Pushing buttons: An equal-opportunity electoral sleaze show
Senator John Kerry’s anti–Vietnam war activities have been ignored by his Democratic opponents during his march to an all-but-certain Democratic nomination. Kerry was, after all, a Vietnam war hero before he became an antiwar activist. Democratic opponents did not want to remind antiwar voters that when a youthful Kerry testified before a 1972 Senate committee as head of Vietnam Veterans Against the War, he asked, “How do you ask a man to be the last to die for a mistake?”
Kerry’s youthful bravado will not play as well with general election voters, which explains why the downside of Kerry’s antiwar history has surfaced. “Hanoi Jane” is back, traveling up the media chain from the Internet to mainstream media. A caller to CSPAN radio said he was a Vietnam veteran but not one of Kerry’s “band of brothers,” because the tag team of Kerry and Hanoi Jane is anathema to many Vietnam veterans. While younger voters might ask, “Who is Hanoi Jane?,” older veterans were asking: Does anyone have a copy of the photo of antiwar activist Jane Fonda (who visited Hanoi during the war) sitting close to Kerry at a rally? Yes, someone did, and its publication has stirred old memories in the voting bloc the Bush campaign wants to energize for the November election.
A few days after the Hanoi Jane story surfaced, rumors of a Kerry-related sex scandal began to rumble through the gossip network. The rumor, involving an unmarried young woman and Kerry, first appeared on the Drudge Report Web site, the site that first brought Monica Lewinsky to public attention. Several U.S. publications and newspapers in England and India reported the rumor, prompting Kerry to tell radio talk show host Don Imus that there was nothing to it. The next day the mainstream media dutifully reported the denial, but the denial is unlikely to quell the rumor.
There are many reasons to assume that the 2004 election campaign will be an equal-opportunity sleaze show.
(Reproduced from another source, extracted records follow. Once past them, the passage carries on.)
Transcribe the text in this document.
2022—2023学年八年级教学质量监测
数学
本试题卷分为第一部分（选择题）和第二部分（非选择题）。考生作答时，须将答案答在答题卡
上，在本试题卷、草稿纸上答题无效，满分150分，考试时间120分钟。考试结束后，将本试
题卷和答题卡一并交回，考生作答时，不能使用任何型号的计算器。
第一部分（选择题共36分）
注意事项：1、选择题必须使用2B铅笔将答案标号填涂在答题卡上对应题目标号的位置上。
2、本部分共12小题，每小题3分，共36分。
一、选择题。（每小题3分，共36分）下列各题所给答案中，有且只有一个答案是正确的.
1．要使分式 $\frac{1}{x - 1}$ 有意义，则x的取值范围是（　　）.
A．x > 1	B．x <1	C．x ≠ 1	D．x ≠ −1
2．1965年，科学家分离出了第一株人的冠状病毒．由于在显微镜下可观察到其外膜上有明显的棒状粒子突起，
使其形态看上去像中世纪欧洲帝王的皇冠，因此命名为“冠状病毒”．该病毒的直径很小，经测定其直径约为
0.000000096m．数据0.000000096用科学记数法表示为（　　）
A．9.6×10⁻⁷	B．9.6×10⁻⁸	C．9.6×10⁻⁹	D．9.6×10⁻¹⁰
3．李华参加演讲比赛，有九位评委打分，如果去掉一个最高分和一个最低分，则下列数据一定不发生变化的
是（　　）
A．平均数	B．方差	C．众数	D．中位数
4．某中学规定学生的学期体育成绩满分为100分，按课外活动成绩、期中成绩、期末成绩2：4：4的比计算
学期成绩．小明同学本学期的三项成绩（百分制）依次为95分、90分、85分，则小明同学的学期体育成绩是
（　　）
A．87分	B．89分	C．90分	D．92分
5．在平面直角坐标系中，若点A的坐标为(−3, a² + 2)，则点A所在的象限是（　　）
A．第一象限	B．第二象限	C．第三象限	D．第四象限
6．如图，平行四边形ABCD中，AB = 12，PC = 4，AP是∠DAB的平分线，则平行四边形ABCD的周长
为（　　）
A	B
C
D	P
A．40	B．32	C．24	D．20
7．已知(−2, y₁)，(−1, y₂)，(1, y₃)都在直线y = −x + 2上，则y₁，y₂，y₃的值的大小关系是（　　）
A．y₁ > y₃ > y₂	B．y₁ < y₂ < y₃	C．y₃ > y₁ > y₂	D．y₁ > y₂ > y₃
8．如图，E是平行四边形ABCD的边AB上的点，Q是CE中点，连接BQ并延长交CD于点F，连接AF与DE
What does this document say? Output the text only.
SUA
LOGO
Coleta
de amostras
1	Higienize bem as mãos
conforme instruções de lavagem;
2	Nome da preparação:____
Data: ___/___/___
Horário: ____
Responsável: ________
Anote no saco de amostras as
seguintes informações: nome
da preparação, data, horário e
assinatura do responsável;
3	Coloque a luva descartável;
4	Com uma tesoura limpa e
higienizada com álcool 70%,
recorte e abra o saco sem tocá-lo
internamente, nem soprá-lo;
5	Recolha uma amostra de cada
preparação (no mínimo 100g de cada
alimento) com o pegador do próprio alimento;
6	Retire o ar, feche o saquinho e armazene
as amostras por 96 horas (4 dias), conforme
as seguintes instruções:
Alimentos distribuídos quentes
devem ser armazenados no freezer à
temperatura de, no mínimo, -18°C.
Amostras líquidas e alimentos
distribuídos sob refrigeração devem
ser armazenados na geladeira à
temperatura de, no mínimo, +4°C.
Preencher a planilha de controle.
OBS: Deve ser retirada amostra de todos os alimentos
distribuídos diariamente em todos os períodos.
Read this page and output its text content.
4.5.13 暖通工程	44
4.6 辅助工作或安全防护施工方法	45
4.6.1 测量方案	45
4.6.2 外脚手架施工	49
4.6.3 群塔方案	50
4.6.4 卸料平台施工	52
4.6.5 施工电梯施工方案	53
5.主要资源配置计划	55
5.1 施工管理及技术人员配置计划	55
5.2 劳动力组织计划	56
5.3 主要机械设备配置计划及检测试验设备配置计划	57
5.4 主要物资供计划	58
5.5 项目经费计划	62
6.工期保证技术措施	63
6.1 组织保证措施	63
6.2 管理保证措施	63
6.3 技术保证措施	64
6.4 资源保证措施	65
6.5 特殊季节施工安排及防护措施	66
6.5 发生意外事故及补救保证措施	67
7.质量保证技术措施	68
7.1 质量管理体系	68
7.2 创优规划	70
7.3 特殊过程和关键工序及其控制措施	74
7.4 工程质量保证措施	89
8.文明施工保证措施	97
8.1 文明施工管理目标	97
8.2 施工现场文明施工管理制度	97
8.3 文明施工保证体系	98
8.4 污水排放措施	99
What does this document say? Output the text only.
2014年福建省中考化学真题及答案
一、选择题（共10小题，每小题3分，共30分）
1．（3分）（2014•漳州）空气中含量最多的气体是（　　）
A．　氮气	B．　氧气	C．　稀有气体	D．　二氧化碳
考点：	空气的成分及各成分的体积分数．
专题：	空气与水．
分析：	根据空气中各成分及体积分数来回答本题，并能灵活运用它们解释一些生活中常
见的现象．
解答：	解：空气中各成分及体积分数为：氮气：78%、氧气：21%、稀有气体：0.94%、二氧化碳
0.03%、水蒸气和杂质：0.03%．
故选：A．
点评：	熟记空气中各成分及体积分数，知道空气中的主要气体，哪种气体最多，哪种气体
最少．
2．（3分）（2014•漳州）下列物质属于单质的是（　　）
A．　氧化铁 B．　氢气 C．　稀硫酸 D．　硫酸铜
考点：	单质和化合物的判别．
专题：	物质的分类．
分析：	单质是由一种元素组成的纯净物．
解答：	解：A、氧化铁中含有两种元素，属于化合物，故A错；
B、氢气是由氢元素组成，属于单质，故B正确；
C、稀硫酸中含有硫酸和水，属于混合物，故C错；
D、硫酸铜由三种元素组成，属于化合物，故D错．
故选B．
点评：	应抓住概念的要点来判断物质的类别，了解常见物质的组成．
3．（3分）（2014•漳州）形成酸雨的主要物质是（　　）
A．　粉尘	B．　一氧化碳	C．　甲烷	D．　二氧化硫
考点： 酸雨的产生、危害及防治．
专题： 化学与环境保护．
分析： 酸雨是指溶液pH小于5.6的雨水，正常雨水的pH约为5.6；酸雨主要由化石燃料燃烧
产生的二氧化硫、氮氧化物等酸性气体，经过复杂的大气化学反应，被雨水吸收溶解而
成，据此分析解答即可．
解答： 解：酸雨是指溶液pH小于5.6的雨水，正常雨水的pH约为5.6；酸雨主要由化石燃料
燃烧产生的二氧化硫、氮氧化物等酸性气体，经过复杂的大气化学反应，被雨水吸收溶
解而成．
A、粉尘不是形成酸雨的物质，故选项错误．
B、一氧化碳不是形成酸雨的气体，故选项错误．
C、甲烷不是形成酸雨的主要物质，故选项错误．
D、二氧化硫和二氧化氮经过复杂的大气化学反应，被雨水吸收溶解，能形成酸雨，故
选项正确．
Democratic National Committee chairman Terry McAuliffe charged President Bush with being AWOL from his National Guard assignment during the Vietnam war. On Meet the Press President Bush said that he had been honorably discharged from the Guard.
McAuliffe’s slur against the president, however, was not nearly as unfair as the attack on Bush by author and film-maker Michael Moore at a Wesley Clark rally, where Moore branded the president a “deserter.” Clark did not immediately repudiate the charge, as he should have done.
Host Tim Russert used valuable time in his Meet the Press interview to explore the Guard issue with President Bush. He did not, however, find time to ask Bush about the Israeli-Palestinian road map or Israel’s plan to swap Gaza settlements for West Bank land, issues over which the president has considerable influence. He would no doubt have evaded the question, but it should have been asked.
Howard Dean learned the political cost of candor when he said he wanted to be “neutral” in dealing with the Israel-Palestine conflict. Dean’s Democratic opponents immediately branded him as anti-Israel, a term no politician wants in his or her résumé. Media pundits described that statement as a gaffe, not because Dean was wrong in wanting to be fair to both sides, but because an important segment of his Democratic Party base is anything but neutral on that issue. Two other Dean observations soon followed, both immediately branded as gaffes: capturing Saddam does not make us safer, and Osama should get the same legal protection as any other accused mass murderer. So much for candor in foreign policy—and the integrity of the American justice system.
And so begins another presidential political campaign that will be short on substance and long on pushing emotional buttons. It does not have to be this way. Our nation has experienced political discussions of depth in the past. Abraham Lincoln and Stephen Douglas debated one another during their Illinois Senate campaign, holding the attention of their audiences on complex topics for more than three hours. Today, candidates raise obscene sums of money to speak to voters on TV for 30 seconds.
There is enough in Bush’s foreign and domestic record to warrant strong criticism without wasting time on ancient history. What John Kerry did to oppose the war in Vietnam is not as relevant as what he did during 18 years in the Senate, and what that record says about how he might perform as president. If there is trouble in his nonpolitical life, that is a matter he and his wife must resolve.
A few months ago I participated in a seminar with a group of nine young Palestinian Christian and Muslim leaders from the West Bank who came to Chicago as guests of North Park University. They came to study democracy and civil society. These young Palestinians live under occupation but hope some day to have a democracy of their own.
The good news about the ten days with these young men and women was that they gave those of us who took part an opportunity to discuss how the democratic process is designed to serve the common good. The bad news was that as we discussed presidential elections, it was clear to the visitors that our media-driven campaigns are far more about entertainment than they are about democracy. We Americans spoke about the ideals of democracy, but we could not disguise the fact that those ideals are not reflected in the way we conduct our elections.